# Duda proyecto: Temporizador de luces de posición



## superdog13 (May 19, 2012)

Bueno, he estado mirando los proyectos que se encuentran por el foro, y este me llamó la atención.

Antes que nada, dejo el link de la página del proyecto y el diagrama eléctrico del mismo:

Temporizador de luces de posición







Ahora, las dudas que tengo son:

Los 12V pueden provenir de una cantidad N de pilas (AA,AAA,cuadradas,redondas,etc.) o debe manejarse de alguna forma con la batería del vehículo ???

La iluminación se maneja a través de qué dispositivo ??? De los bombillos propios del vehículo o son externos ???


----------



## DOSMETROS (May 19, 2012)

superdog13 dijo:


> Ahora, las dudas que tengo son:
> 
> Los 12V pueden provenir de una cantidad N de pilas (AA,AAA,cuadradas,redondas,etc.) o debe manejarse de alguna forma con la batería del vehículo ???
> 
> La iluminación se maneja a través de qué dispositivo ??? De los bombillos propios del vehículo o son externos ???


 
1) - De la propia batería

2) - De las propias luces (bajas) del automovil.

Saludos !


----------



## superdog13 (May 19, 2012)

Y, el pulsador a dónde iría ???

Para qué se usa el interruptor en los focos del vehículo ???


----------



## DOSMETROS (May 19, 2012)

El pulsador , lo ponés donde mas te gusta.

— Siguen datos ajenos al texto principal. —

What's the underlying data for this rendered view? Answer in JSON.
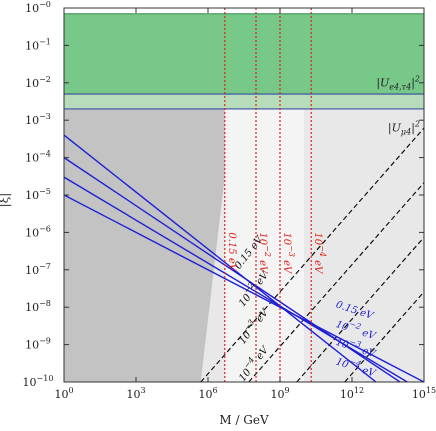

El uso , es para que te deje las luces encendidas unos largos segundos , eso te permitiría ver en el garage aunque ya lo hayas cerrado.

Lo dice en el link que vos mismo pusiste : Temporizador de luces de posición

Saludos !


----------



## superdog13 (May 19, 2012)

DOSMETROS dijo:


> El pulsador , lo ponés donde mas te gusta.



  

No, me refiero a que este pulsador es el que activa el circuito, no ???
Si es así, debe ir colocado en un lugar estratégico, o eso creo 



DOSMETROS dijo:


> El uso , es para que te deje las luces encendidas unos largos segundos , eso te permitiría ver en el garage aunque ya lo hayas cerrado.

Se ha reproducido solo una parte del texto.